Hallo unser Kind ist auch betroffen
Möchte dich gerne Fragen wie war das bei eure Tochter bei einer Grippe ect

Danke im Voraus
Mit freundlichen Grüßen

Yvonne
Yvonne
1 Jahr zuvor

Hallo,
habe durch Zufall deine Geschichte gelesen. Es ist wirklich selten, daß jemand die gleiche Geschichte hat wie wir. Unsere Tochter kam 2015 zur Welt und auch hier wurde mir eine Woche nachdem sie geboren wurde mitgeteilt dass sie diesen seltenen MCAD-Mangel hat. Wir waren geschockt und sind dann in eine Stoffwechselklinik gefahren. Es war tatsächlich so, daß wir da zwar gut aufgeklärt wurden aber das hat mich nicht wirklich beruhigt. Es wird ganz wenig darüber berichtet und das hat mich wahnsinnig gemacht.
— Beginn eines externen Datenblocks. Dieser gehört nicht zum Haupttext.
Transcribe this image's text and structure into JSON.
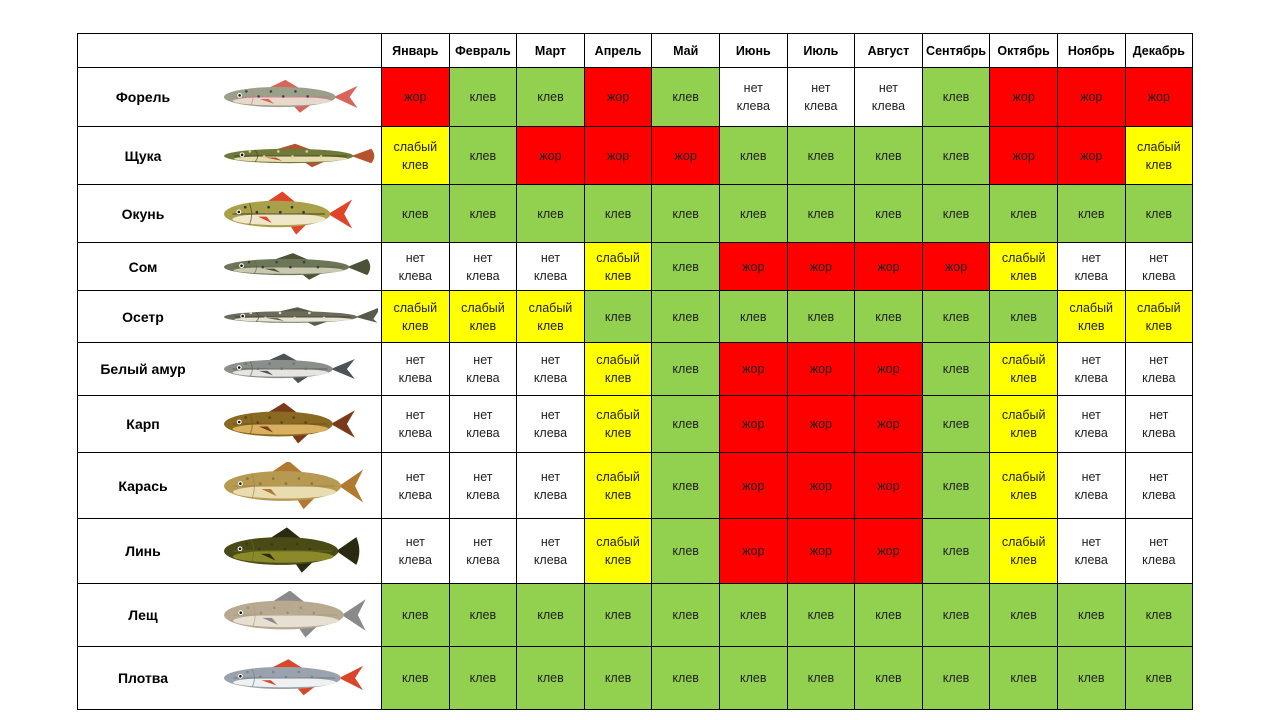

Es war anfangs echt schwierig bis wir gemerkt haben, daß es keine Krankheit im Sinne von krank sein ist!! Unsere große Maus ist mittlerweile 7 Jahre alt und sie ist ein ganz normales Mädchen wie alle anderen 🙂 trotzdem war bzw ist es für uns auch wichtig, daß wir wissen wie wir im Ernstfall reagieren müssten! Zum Glück trat so ein Fall noch nie ein und umso älter die werden umso besser wird auch der Stoffwechsel. Ich wünsche euch alles Gute!